Emmy Schoch-Leimbach, Stadtarchiv Karlsruhe 8/PBS oXIVf 174.
Emmy Schoch-Leimbach, Stadtarchiv Karlsruhe 8/PBS oIII 683.

Hermine Emilie (Emmy) Schoch-Leimbach

Schneiderin, Textilkünstlerin, * 21. Dezember 1881 Lichtenau/Lkr. Rastatt, † 28. November 1968 Karlsruhe, ev., ∞ 1910 Max Friedrich Hermann Leimbach.

Das neunte und zugleich einzige Kind aus der zweiten Ehe des politisch und gesellschaftlich engagierten Apothekers Karl Friedrich Schoch verbrachte die ersten Lebensjahre in Lichtenau. 1886 zog die Familie nach Karlsruhe, wo Schoch nach Schulabschluss ein Studium am Konservatorium für Musik (Hauptfach Klavier) begann. Als Meisterschülerin von Heinrich Ordenstein lag zwar eine vielversprechende Zukunft als Pianistin vor ihr, doch nach einer längeren krankheitsbedingten Auszeit beschloss sie, ihre künstlerisch handwerkliche Begabung im textilen Bereich zum Beruf zu machen. Ab 1903 absolvierte Schoch in einem Berliner Atelier eine Schneiderlehre, bei der sie bereits durch ihre eigenwilligen Kreationen auf sich aufmerksam machte. Ausstellungsmöglichkeiten in Berlin ab 1905 ermutigten sie, Anfang März 1906 in der Herrenstraße 12 in Karlsruhe ein eigenes Schneideratelier zu eröffnen.

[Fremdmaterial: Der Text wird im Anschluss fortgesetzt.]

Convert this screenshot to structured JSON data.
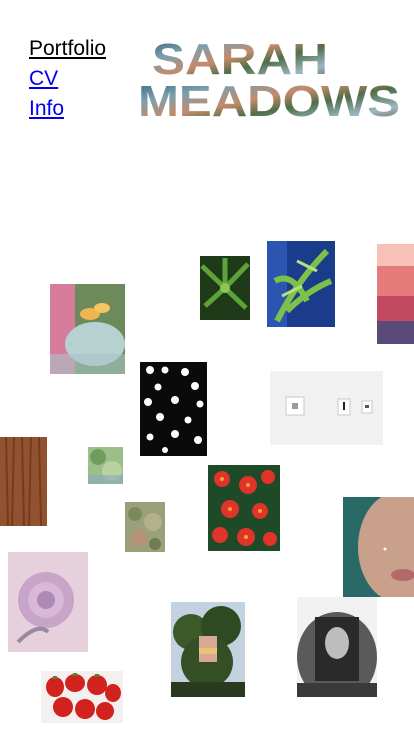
{
  "site": {
    "logo_line1": "SARAH",
    "logo_line2": "MEADOWS"
  },
  "nav": {
    "portfolio": "Portfolio",
    "cv": "CV",
    "info": "Info"
  },
  "colors": {
    "link": "#0000ee",
    "active_link": "#000000",
    "background": "#ffffff"
  },
  "gallery": [
    {
      "name": "hand-with-flower-photo"
    },
    {
      "name": "green-leaves-photo"
    },
    {
      "name": "blue-leaves-photo"
    },
    {
      "name": "pink-sea-photo"
    },
    {
      "name": "light-dots-photo"
    },
    {
      "name": "gallery-wall-photo"
    },
    {
      "name": "wood-grain-photo"
    },
    {
      "name": "small-green-photo"
    },
    {
      "name": "red-flowers-photo"
    },
    {
      "name": "moss-photo"
    },
    {
      "name": "face-closeup-photo"
    },
    {
      "name": "pink-rose-photo"
    },
    {
      "name": "tree-sunset-photo"
    },
    {
      "name": "grey-rock-photo"
    },
    {
      "name": "strawberries-photo"
    }
  ]
}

Ein Jahrzehnt nach dem "Internationalen Frauenkongress" in Berlin 1896 war die Reformkleid-Bewegung in Deutschland in vollem Gang; auch in Karlsruhe gab es seit 1902 einen Verein für Verbesserung der Frauenkleidung. Mit ihren bequemen modischen Kleiderentwürfen und zahlreichen Vorträgen in Karlsruhe und anderen deutschen Städten setzte sich Schoch ganz entschieden für die Reformkleidung ein. Sowohl ihre schlichten Typenkleider (Nachmittags-, Straßen-, Haus-, Sport-, Abendkleid) als auch ihre fantasievoll künstlerischen Kreationen (Japanischer Abendmantel, Badisches Landesmuseum Karlsruhe) stießen auf große Resonanz, so dass Schochs Werkstätte für moderne Frauenkleidung und künstlerische Stickerei binnen weniger Jahre als eine der bedeutendsten ihrer Art galt. Das Unternehmen verfügte über verschiedene Abteilungen (Näh- und Zuschneiderei, Handstickerei und -weberei, Maschinenstickerei, Zeichenwerkstätte, Abteilung für männliche Gehilfen) und beschäftigte 1911 rund 50, 1914 rund 60 Personen. Schochs Ehemann Max Leimbach, der nach der Heirat 1910 seinen Bankberuf aufgegeben hatte, kümmerte sich um das Finanzwesen des florierenden Betriebs. Unter den zahlreichen Ausstellungen und Ausstellungsbeteiligungen ist insbesondere die Teilnahme an der Deutschen Werkbund-Ausstellung. Kunst in Handwerk, Industrie und Handel, Architektur in Köln 1914 zu nennen. Bis 1953 führte Schoch, die sich ihr Leben lang als Kunstgewerblerin bezeichnete, den Werkstättenbetrieb fort, der sich seit 1938 in der Waldstraße 3 befand.

Katja Förster 2014

Quelle

Badische Neueste Nachrichten, Nr. 296 vom 21. Dezember 1961, StadtAK 8/Ze 15.

Werk

Emmy Schoch. Werkstätte für moderne Frauenkleidung und künstlerische Stickerei Karlsruhe in Baden. Deutsche Typenkleider, hrsg. von Emmy Schoch, Karlsruhe 1913.

Literatur

Edeltraud Link: Die Jugendstilkünstlerin Emmy Schoch, in: Heimatgruß aus Lichtenau 2011, S. 108-113.